You've not yet even left the bubble with that tbh
 
Back in the day, just after launch, we got a lot of folks on these forums complaining about a "lack of progression mechanics" - as if that was somehow required to make any game worth playing.

The whole point was that ED wasn't that kind of game - at least in its fundamentals. Sure, there were "ways to progress" whether that was down one of the three rating paths, building your fleet, ranking up with a superpower (PP wasn't a thing) but you could take your time, enjoy what you were doing and have fun with your game time without always having an eye on some arbitrary progress meter. "Progress" down any one of those paths - or, more usually, down several of them at once - would happen anyway just from playing. One didn't need to "rush the endgame" to "git gud" at Elite.

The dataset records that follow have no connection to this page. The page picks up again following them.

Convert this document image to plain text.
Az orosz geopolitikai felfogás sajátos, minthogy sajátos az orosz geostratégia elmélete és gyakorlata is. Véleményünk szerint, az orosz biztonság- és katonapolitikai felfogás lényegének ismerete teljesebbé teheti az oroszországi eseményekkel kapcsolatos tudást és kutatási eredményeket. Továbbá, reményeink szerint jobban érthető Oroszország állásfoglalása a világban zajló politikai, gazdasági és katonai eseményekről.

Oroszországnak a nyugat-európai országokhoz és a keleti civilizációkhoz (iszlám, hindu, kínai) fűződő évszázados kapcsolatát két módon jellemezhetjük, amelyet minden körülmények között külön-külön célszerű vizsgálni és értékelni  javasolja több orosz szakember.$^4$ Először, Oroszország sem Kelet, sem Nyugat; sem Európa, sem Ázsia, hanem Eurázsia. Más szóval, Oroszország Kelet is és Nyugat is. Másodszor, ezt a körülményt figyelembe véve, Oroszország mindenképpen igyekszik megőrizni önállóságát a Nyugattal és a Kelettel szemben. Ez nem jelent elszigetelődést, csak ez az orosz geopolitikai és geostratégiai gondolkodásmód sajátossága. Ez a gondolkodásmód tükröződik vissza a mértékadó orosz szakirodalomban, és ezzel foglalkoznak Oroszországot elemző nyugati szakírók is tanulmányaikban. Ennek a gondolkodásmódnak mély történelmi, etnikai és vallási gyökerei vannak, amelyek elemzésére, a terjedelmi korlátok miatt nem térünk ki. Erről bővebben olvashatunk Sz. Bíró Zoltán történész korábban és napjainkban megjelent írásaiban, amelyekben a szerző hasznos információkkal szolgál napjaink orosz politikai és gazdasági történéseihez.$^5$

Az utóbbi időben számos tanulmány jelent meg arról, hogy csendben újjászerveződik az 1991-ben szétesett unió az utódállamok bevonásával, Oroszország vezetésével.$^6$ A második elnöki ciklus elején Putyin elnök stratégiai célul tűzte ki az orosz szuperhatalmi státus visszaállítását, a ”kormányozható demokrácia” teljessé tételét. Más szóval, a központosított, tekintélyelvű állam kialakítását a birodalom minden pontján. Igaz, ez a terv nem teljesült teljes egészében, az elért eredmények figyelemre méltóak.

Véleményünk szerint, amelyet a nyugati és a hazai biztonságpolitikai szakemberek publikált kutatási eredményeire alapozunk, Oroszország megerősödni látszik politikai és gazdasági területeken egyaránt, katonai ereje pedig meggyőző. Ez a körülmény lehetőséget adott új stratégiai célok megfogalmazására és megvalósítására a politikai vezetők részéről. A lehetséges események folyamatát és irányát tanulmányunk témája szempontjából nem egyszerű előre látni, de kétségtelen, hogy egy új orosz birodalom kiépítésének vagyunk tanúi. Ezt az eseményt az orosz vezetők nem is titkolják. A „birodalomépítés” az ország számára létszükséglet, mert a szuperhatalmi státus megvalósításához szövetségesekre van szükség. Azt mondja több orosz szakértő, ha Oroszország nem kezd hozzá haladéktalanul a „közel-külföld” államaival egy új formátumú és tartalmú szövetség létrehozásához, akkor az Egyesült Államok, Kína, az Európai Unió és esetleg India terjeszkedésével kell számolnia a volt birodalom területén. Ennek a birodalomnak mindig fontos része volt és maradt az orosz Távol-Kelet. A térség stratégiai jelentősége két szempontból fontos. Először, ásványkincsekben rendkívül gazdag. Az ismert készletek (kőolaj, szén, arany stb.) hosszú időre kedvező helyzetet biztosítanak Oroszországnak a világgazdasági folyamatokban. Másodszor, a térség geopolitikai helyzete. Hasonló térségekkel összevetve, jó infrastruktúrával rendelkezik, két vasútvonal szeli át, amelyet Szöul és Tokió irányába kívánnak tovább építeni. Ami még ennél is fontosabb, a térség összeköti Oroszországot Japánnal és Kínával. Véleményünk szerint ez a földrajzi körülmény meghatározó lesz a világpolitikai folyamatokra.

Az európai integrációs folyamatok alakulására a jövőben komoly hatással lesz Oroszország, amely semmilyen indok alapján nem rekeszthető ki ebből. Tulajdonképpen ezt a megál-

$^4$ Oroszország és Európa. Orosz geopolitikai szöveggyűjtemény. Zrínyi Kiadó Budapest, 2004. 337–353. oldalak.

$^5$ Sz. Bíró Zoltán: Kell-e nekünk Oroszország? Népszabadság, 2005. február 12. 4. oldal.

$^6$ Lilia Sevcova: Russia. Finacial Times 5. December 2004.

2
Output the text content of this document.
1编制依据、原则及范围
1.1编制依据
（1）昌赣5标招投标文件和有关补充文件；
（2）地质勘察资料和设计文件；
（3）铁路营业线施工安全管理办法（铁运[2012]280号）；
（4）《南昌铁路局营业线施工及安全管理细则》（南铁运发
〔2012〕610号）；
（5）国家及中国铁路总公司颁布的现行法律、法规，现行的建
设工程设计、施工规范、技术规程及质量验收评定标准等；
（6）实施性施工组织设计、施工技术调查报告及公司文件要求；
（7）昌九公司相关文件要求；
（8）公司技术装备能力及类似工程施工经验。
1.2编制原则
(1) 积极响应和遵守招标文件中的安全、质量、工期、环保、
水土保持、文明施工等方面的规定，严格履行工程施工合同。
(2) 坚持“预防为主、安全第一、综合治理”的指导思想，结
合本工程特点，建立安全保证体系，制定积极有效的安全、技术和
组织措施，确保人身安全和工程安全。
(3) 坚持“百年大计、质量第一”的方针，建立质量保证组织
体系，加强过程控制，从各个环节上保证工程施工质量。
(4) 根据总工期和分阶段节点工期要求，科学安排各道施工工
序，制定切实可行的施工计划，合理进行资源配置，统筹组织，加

Those of us that tried to point this out got accused of trying to dictate how other people played the game, which was complete Bravo Sierra... It's up to them if they wanted to take the option or not, they just seemed unaware that it existed. Some of us, when the exasperation boiled over, said things like "well maybe this isn't the game for you, then" and caught quite a bit of (arguably justified) flak for it. But a lot of those folks who insisted on that progress pathway to validate their gaming experience have ragequit - and we're still here, still playing, still enjoying it.

I certainly am, as much as I did with the original in '84.
Well, I think the progression they tacked on to ED like a wet, limp noodle effectively choked all the joy out of what you described earlier in ED's life cycle
 
There was a few at sag a*..
I could see how players could open up a bubble over at the core..it already got a wendys
I have to say all nice and helpful cmrd
 
You heard the man in the first page. He joined a few months ago and now he has an FC. Enough said. What about the rest of us who play since day one but don't like mining? We get some poop and a f..up economy.